Human population density and land use is changing animal genetic diversity, according to a new study.
The findings, reported in the journal Ecology Letters, show that human-caused environmental changes are leading to changes in genetic variation in thousands of species of birds, fish, insects, and mammals. Researchers found the clearest evidence of human impacts in insects and fish species.
Because species depend on genetic variation to adapt and evolve in response to environmental change, many species we rely on may disappear as their susceptibility to habitat loss, pollution, and climate change grows.
While we can observe the effect of humans on the planet’s biodiversity through the lens of animal extinctions, just how much humans were eroding the underlying ability of biodiversity to sustain itself was unclear, until now.
A team of biologists at drew upon the largest genetic data repositories available, accumulating over 175,000 sequences from more than 27,000 populations of 17,082 animal species.

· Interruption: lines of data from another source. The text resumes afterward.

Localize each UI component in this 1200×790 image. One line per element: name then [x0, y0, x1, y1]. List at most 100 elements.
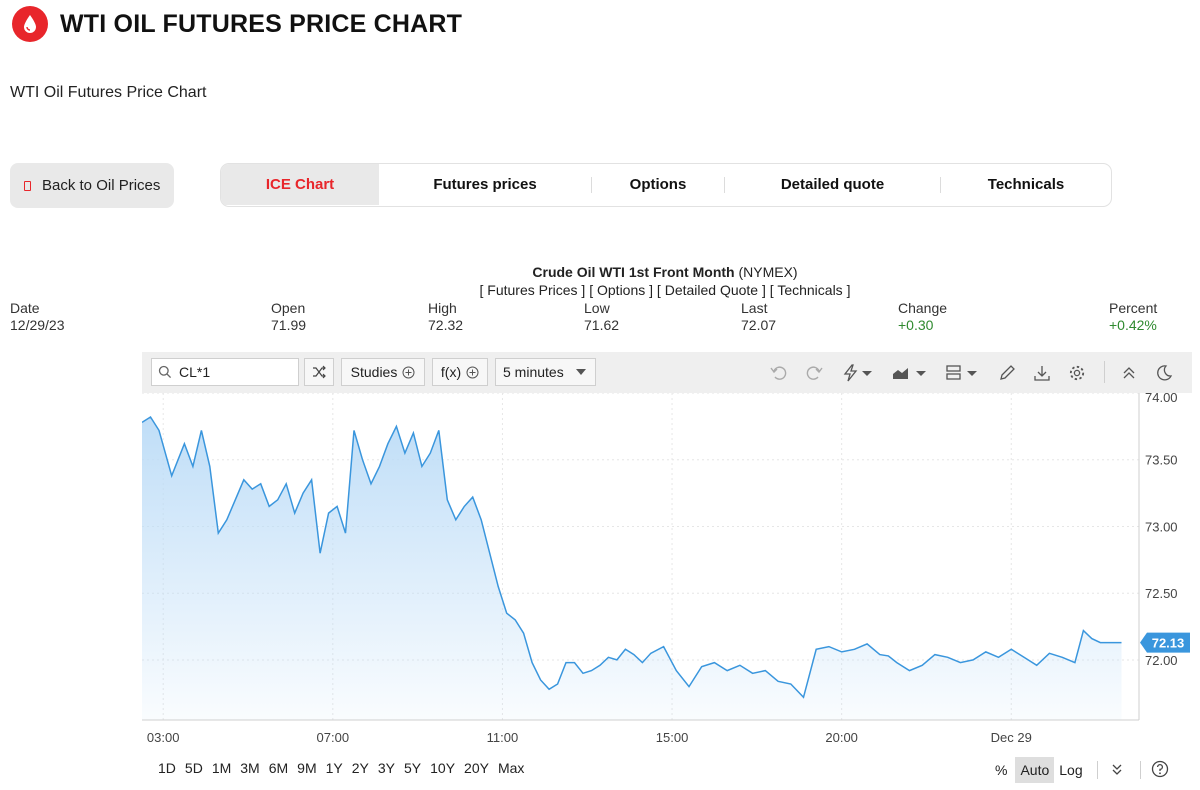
interval-select[interactable]: 5 minutes	[495, 358, 596, 386]
chevron-down-icon	[575, 369, 586, 375]
x-tick-label: 20:00	[825, 730, 858, 745]
plus-circle-icon	[402, 366, 415, 378]
link-technicals[interactable]: Technicals	[777, 282, 842, 298]
stat-value: 71.99	[271, 317, 307, 333]
last-price-label: 72.13	[1152, 636, 1185, 651]
tab-ice-chart[interactable]: ICE Chart	[221, 164, 379, 205]
download-button[interactable]	[1033, 362, 1051, 384]
interval-value: 5 minutes	[503, 364, 564, 380]
events-button[interactable]	[842, 362, 874, 384]
range-max[interactable]: Max	[498, 760, 524, 776]
compare-button[interactable]	[304, 358, 334, 386]
oil-drop-icon	[24, 15, 36, 33]
y-tick-label: 73.00	[1145, 519, 1178, 534]
moon-icon	[1157, 365, 1173, 381]
range-3y[interactable]: 3Y	[378, 760, 395, 776]
stat-percent: Percent +0.42%	[1109, 300, 1157, 334]
studies-label: Studies	[350, 364, 398, 380]
x-tick-label: 07:00	[317, 730, 350, 745]
price-area	[142, 417, 1122, 720]
layout-button[interactable]	[945, 362, 981, 384]
stat-label: Last	[741, 300, 768, 316]
scale-options: % Auto Log	[995, 756, 1169, 784]
area-chart-icon	[893, 368, 926, 379]
stat-label: Open	[271, 300, 306, 316]
instrument-exchange: (NYMEX)	[738, 264, 798, 280]
tab-options[interactable]: Options	[592, 164, 724, 205]
brand-logo-icon	[12, 6, 48, 42]
x-tick-label: Dec 29	[991, 730, 1032, 745]
help-button[interactable]	[1151, 760, 1169, 781]
range-1d[interactable]: 1D	[158, 760, 176, 776]
chart-toolbar: CL*1 Studies f(x) 5 minutes	[142, 352, 1192, 393]
y-tick-label: 72.00	[1145, 653, 1178, 668]
chevrons-down-icon	[1112, 764, 1122, 775]
bottom-separator	[1096, 761, 1098, 779]
symbol-value: CL*1	[179, 364, 211, 380]
redo-button[interactable]	[805, 362, 823, 384]
chart-type-button[interactable]	[892, 362, 928, 384]
stat-open: Open 71.99	[271, 300, 306, 334]
link-futures-prices[interactable]: Futures Prices	[487, 282, 577, 298]
stat-label: Date	[10, 300, 40, 316]
page-subtitle: WTI Oil Futures Price Chart	[10, 84, 207, 101]
back-button-label: Back to Oil Prices	[42, 177, 161, 194]
stat-value: +0.42%	[1109, 317, 1157, 333]
undo-icon	[770, 366, 787, 380]
settings-button[interactable]	[1068, 362, 1086, 384]
stat-value: 12/29/23	[10, 317, 65, 333]
y-tick-label: 74.00	[1145, 393, 1178, 405]
price-chart[interactable]: 74.00 73.50 73.00 72.50 72.00 03:00 07:00 11:0…	[142, 393, 1192, 750]
download-icon	[1034, 366, 1050, 381]
range-10y[interactable]: 10Y	[430, 760, 455, 776]
tab-technicals[interactable]: Technicals	[941, 164, 1111, 205]
pencil-icon	[1000, 365, 1015, 380]
stat-value: 71.62	[584, 317, 620, 333]
price-chart-svg: 74.00 73.50 73.00 72.50 72.00 03:00 07:00 11:0…	[142, 393, 1190, 745]
stat-label: Low	[584, 300, 610, 316]
stat-value: +0.30	[898, 317, 934, 333]
stat-label: Change	[898, 300, 948, 316]
range-5y[interactable]: 5Y	[404, 760, 421, 776]
range-selector: 1D 5D 1M 3M 6M 9M 1Y 2Y 3Y 5Y 10Y 20Y Ma…	[158, 760, 533, 776]
link-detailed-quote[interactable]: Detailed Quote	[665, 282, 758, 298]
back-icon	[24, 180, 31, 191]
range-1y[interactable]: 1Y	[326, 760, 343, 776]
tab-detailed-quote[interactable]: Detailed quote	[725, 164, 940, 205]
range-2y[interactable]: 2Y	[352, 760, 369, 776]
symbol-search-input[interactable]: CL*1	[151, 358, 299, 386]
layout-icon	[946, 365, 977, 380]
functions-label: f(x)	[440, 364, 462, 380]
range-20y[interactable]: 20Y	[464, 760, 489, 776]
stat-change: Change +0.30	[898, 300, 947, 334]
shuffle-icon	[313, 365, 326, 379]
stat-label: Percent	[1109, 300, 1158, 316]
auto-scale-button[interactable]: Auto	[1015, 757, 1055, 783]
collapse-chart-button[interactable]	[1110, 762, 1124, 779]
range-6m[interactable]: 6M	[269, 760, 288, 776]
plus-circle-icon	[466, 366, 479, 378]
range-1m[interactable]: 1M	[212, 760, 231, 776]
percent-scale-button[interactable]: %	[995, 762, 1007, 778]
stat-date: Date 12/29/23	[10, 300, 65, 334]
back-to-oil-prices-button[interactable]: Back to Oil Prices	[10, 163, 174, 208]
studies-button[interactable]: Studies	[341, 358, 425, 386]
link-options[interactable]: Options	[597, 282, 645, 298]
functions-button[interactable]: f(x)	[432, 358, 488, 386]
range-3m[interactable]: 3M	[240, 760, 259, 776]
tab-futures-prices[interactable]: Futures prices	[379, 164, 591, 205]
collapse-button[interactable]	[1121, 362, 1137, 384]
instrument-name: Crude Oil WTI 1st Front Month	[532, 264, 735, 280]
page-title: WTI OIL FUTURES PRICE CHART	[60, 10, 463, 38]
stat-label: High	[428, 300, 457, 316]
help-icon	[1151, 760, 1168, 777]
draw-button[interactable]	[998, 362, 1016, 384]
redo-icon	[806, 366, 823, 380]
range-5d[interactable]: 5D	[185, 760, 203, 776]
range-9m[interactable]: 9M	[297, 760, 316, 776]
lightning-icon	[843, 364, 872, 382]
stat-last: Last 72.07	[741, 300, 776, 334]
undo-button[interactable]	[770, 362, 788, 384]
theme-button[interactable]	[1155, 362, 1173, 384]
log-scale-button[interactable]: Log	[1059, 762, 1082, 778]
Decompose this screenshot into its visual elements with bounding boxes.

Using the year each genetic sequence was collected and its spatial coordinates, researchers could assess whether the effect of humans resulted in temporal trends (increase, decrease, no effect) between 1980 and 2016. A previous investigation of this relationship had not focused on tracking diversity over time, nor the way it changes in space.
“We were sure to include these factors in our study because they have important effects on patterns of genetic diversity and impact the conclusions we make,” says lead author Katie Millette, a PhD candidate in the biology department at McGill University.
“This is currently our best estimate of how humans are impacting animal genetic diversity worldwide. We found that there is an effect of humans on animal genetic diversity, but it is a matter of species and spatial scale because we found nearly equal instances of increasing versus decreasing trends.”
Coauthor Andy Gonzalez, professor of biology explains: “The loss of genetic diversity will hinder the ability of plant and animal populations to adapt to changing environments. We need to monitor the genetic diversity of wildlife so that we can understand better where, when and why it is declining in some places and increasing in others.”
Without this knowledge, we will have little warning of the losses of many species, or the invasive spread of others.
The findings are likely to increase efforts to fill data gaps on species for which we have no genetic diversity data, and motivate researchers to expand global monitoring efforts so that we can understand the causes of worldwide temporal changes in species genetic diversity.